What does the anterior spinothalamic tract do? What does it contain? Where does it project and how does this allow it to function?

A
  • This tract is said to convey ‘crude touch’. But what exactly does this mean?
  • We know the anterior spinothalamic tract contains axons with wide dynamic range receptive fields. These fibres have a convergent input from several different types of receptor, so cannot be used to identify a particular type of stimulus.
  • However the receptive fields of the fibres are small, and the anterior spinothalamic tract projects to the somatosensory thalamus and cortex, which means this pathway enables you to know where a stimulus is.
  • It is clear that information in this tract can be combined in the brain with information in the lateral spinothalamic tract. The latter tract tells your brain if something is painful, the former tells your brain where the pain is.
  • But what sensations are transmitted by the anterior spinothalamic tract if the lateral spinothalamic tract is silent???
  • One detail rarely mentioned in textbooks or the web is that the anterior spinothalamic tract contains a large number of fibres with receptive fields on the genitals and surrounding areas.

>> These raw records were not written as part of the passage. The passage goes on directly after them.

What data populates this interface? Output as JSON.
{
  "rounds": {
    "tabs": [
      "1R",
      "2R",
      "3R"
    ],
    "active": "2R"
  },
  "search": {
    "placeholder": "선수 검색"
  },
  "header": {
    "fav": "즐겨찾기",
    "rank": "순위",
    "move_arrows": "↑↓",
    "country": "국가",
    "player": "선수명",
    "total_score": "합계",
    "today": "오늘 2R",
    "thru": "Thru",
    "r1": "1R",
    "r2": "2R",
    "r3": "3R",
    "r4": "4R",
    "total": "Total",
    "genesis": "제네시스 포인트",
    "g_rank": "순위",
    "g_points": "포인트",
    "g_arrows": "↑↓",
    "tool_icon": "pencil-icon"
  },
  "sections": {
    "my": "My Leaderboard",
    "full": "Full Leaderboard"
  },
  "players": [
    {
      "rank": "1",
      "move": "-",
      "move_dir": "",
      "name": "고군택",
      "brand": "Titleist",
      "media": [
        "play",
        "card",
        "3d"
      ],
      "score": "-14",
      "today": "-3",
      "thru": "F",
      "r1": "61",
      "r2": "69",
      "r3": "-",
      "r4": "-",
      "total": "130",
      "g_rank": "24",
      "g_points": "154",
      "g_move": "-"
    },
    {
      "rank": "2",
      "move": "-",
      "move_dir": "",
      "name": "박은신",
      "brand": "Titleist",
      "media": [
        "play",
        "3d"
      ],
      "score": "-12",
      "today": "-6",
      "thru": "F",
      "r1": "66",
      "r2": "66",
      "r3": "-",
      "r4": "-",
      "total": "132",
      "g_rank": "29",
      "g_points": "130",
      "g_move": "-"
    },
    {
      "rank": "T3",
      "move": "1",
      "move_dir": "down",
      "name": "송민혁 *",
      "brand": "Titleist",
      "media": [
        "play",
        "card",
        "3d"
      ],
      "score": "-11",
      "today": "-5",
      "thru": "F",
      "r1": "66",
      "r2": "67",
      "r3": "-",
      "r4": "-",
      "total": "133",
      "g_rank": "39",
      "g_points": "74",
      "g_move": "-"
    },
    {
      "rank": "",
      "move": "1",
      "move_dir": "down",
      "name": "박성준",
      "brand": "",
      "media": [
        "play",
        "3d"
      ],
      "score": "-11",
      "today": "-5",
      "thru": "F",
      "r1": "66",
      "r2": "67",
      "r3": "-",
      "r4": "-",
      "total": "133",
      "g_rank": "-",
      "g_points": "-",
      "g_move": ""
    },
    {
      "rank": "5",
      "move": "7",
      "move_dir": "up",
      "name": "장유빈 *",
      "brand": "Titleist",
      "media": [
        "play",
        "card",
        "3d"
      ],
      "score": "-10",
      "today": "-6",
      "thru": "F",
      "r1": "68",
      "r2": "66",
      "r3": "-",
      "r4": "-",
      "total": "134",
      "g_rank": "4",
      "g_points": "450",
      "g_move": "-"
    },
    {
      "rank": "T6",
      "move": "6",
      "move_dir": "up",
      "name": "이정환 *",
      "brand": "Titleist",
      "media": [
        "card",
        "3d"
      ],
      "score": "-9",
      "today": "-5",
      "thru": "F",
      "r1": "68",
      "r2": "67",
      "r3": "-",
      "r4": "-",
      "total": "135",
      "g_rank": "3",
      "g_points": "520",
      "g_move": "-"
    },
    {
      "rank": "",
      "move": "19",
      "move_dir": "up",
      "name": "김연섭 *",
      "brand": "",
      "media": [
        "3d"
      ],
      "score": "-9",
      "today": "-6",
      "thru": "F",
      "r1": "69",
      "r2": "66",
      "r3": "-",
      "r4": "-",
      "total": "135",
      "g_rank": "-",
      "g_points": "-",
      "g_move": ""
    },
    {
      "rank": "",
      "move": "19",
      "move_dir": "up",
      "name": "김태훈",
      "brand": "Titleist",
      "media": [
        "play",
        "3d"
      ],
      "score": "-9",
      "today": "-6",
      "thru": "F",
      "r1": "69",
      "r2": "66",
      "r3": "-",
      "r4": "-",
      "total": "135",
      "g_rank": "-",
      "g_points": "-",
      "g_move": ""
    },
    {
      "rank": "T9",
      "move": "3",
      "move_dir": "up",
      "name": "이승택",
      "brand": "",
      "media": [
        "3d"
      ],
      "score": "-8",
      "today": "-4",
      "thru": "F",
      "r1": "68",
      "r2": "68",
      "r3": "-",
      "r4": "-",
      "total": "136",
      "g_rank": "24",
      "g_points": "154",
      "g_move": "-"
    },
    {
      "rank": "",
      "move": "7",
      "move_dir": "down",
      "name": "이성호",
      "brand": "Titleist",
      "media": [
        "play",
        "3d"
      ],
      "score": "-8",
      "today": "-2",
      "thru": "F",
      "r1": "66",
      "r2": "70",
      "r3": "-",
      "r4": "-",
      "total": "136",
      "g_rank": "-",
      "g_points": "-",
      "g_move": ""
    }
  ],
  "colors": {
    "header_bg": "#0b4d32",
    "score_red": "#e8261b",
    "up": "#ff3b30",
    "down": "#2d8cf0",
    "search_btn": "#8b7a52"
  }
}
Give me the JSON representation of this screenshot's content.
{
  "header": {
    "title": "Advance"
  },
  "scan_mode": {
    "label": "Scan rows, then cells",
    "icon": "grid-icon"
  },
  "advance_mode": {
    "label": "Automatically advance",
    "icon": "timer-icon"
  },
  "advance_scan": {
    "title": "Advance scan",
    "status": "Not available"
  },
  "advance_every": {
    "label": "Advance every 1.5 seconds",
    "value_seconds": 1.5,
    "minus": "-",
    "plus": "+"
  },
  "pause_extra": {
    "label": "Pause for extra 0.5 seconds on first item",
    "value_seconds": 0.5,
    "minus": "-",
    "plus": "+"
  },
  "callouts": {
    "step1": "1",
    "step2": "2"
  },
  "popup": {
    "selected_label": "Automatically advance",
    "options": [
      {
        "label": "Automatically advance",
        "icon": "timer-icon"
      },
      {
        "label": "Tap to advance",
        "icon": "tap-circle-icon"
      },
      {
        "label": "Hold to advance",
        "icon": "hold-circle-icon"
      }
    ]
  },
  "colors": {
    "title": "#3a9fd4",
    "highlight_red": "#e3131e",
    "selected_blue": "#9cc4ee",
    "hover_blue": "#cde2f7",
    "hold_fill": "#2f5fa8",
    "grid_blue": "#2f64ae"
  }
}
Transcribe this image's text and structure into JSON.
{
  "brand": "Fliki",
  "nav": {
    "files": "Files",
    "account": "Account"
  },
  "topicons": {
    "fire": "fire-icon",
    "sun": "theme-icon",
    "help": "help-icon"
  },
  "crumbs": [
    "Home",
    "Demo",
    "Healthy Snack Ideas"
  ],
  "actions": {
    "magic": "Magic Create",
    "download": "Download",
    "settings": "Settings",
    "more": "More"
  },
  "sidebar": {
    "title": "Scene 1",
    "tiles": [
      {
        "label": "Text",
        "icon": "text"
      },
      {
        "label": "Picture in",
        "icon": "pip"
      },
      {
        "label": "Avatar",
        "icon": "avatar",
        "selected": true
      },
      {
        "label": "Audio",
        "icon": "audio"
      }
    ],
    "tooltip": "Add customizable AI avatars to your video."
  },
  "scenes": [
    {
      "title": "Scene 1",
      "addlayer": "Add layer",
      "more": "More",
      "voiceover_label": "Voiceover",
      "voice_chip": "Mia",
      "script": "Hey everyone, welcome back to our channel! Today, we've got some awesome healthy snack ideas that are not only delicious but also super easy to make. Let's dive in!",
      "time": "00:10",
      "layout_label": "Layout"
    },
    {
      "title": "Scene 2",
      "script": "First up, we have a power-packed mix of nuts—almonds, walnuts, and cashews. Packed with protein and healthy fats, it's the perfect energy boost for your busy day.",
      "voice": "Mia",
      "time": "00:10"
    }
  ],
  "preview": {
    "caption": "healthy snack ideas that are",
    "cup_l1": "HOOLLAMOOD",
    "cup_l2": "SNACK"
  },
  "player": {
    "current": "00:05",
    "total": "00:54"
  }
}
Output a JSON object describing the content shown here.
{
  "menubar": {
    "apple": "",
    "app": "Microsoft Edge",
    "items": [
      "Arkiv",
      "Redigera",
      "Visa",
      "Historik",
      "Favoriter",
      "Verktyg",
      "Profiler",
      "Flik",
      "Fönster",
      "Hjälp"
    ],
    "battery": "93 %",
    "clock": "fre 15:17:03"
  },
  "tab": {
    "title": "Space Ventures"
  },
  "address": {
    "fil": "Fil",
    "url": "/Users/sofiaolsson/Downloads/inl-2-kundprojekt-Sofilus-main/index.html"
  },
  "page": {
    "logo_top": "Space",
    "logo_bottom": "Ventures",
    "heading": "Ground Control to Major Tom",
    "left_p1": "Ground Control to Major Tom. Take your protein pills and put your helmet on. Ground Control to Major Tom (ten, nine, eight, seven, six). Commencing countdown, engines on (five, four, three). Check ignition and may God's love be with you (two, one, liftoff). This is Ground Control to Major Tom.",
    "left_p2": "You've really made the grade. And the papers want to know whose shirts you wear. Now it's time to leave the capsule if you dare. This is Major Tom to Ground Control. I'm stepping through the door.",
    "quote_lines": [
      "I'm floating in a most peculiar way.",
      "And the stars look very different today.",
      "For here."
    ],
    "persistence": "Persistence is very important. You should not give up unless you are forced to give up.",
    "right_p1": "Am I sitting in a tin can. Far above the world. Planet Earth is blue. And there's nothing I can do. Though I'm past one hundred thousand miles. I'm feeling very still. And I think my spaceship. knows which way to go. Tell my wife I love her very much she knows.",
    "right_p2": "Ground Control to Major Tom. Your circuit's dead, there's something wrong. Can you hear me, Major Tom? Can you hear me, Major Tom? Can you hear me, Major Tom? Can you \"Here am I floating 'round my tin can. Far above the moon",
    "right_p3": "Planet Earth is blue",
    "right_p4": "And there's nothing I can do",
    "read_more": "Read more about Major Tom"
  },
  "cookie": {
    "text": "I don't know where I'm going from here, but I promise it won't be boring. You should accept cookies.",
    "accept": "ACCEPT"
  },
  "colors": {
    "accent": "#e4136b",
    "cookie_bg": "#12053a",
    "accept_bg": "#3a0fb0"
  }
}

  • Bilateral anterolateral chordotomy for the relief of pain, which severs the anterior spinothalamic tracts, abolishes erection, ejaculation and orgasm in the male, orgasm in the female, as well as sexual arousal in both.
  • It is therefore possible that the anterior spinothalamic tract mediates the affective, particularly pleasurable aspect of tactile stimulation, although this has not been definitely proven.